Copper, which traded as high as $8,499 a metric ton today, has surged 29 percent over the past year on rising demand and a weaker U.S. currency. Cotton climbed to a record $1.3920 a pound this week; gold traded an all-time high of $1,387.35 an ounce last month; and New York crude has risen 7.9 percent this year.

Copper will extend a bull run as “mammoth demand” from China and supply constraints drive the market into a deficit from next year to 2014, Michael Haigh, Standard Chartered’s head of commodity research, said today at a seminar in Seoul.

‘Very Bullish’

The dollar’s weakness, inflationary pressure in the U.S. over the next 12 to 18 months, and stronger emerging-market demand, all “imply that commodities are going to be very bullish,” Murthy said.

Murthy’s forecast echoes that from APG Asset Management, which oversees investments for the world’s third-largest pension fund. Olav Houben, senior portfolio manager commodities at the Amsterdam-based company, said last month that commodities will extend gains on increased demand from emerging markets.

The Dollar Index has dropped 14 percent from this year’s high in June to yesterday’s close, boosting investment demand for metals and grains. The U.S. Federal Reserve said yesterday that it would buy an additional $600 billion of Treasuries in a bid to stimulate growth and cut unemployment.

Revenue Boost

Standard Chartered’s commodities revenue has been boosted by financing inventories of aluminum, fuel and agricultural products, Murthy said. The bank may also in future take delivery of metals from the mines that it finances and sell the product to consumers in China, he said.

China’s raw-material needs have increased over the past five years, accounting for about 41 percent of global copper demand and 39 percent of cotton sales, according to Morgan Stanley estimates. Manufacturing in the country expanded at the fastest in six months in October even after policy makers raised interest rates and boosted reserve requirements at banks.
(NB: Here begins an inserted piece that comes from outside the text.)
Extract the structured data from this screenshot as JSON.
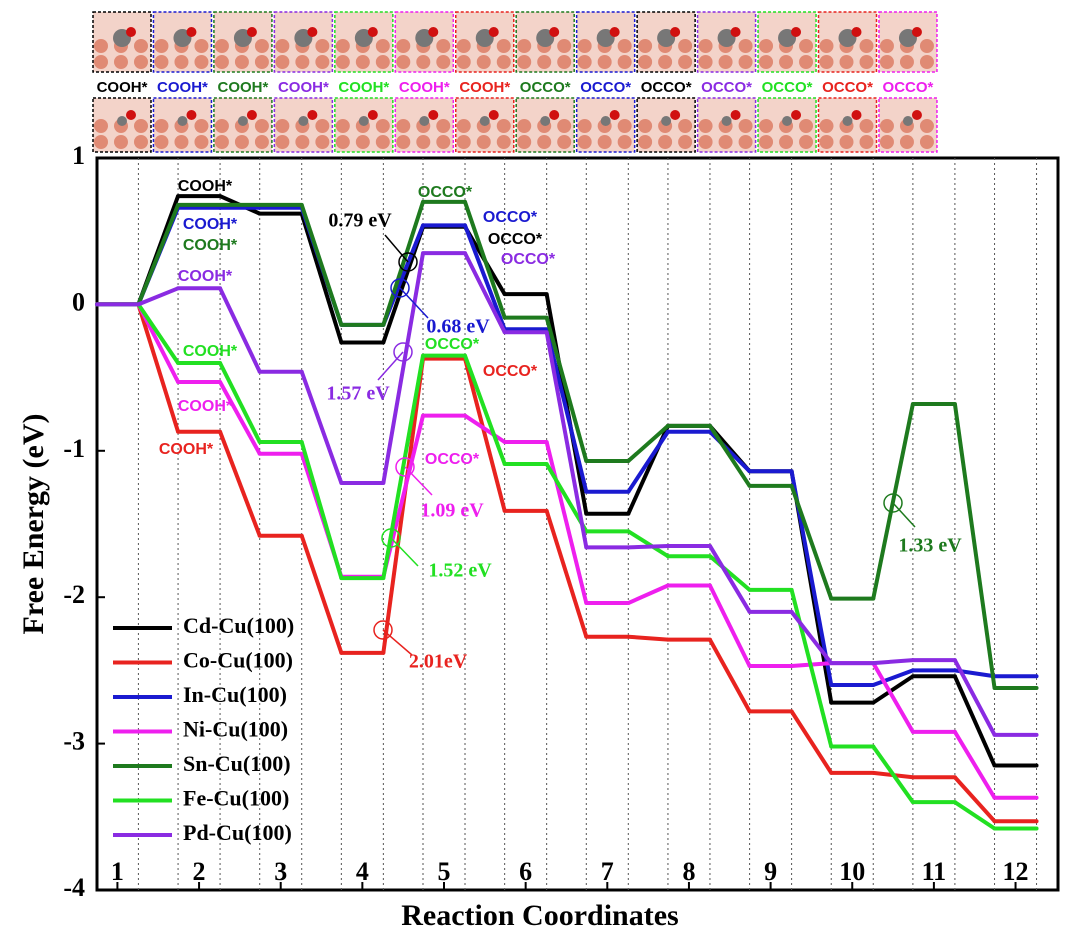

Exchanges and banks are expanding into iron ore as China, the largest buyer of the key ingredient for steel, increased demand to a record last year. Singapore Exchange Ltd., operator of the city-state’s securities and derivatives markets, became the first bourse to clear swaps of the raw material last year, followed by LCH Clearnet Ltd. and Intercontinental Exchange Inc.

As China’s demand continues to expand, trade volumes on the Shanghai and Dalian commodity exchanges will increase, influencing prices on Western bourses, including the London Metal Exchange, he said.

“We can expect that in the next five years, Asia will set the benchmark,” subject to deregulation in China, including allowing overseas companies to trade on commodity exchanges, Murthy said.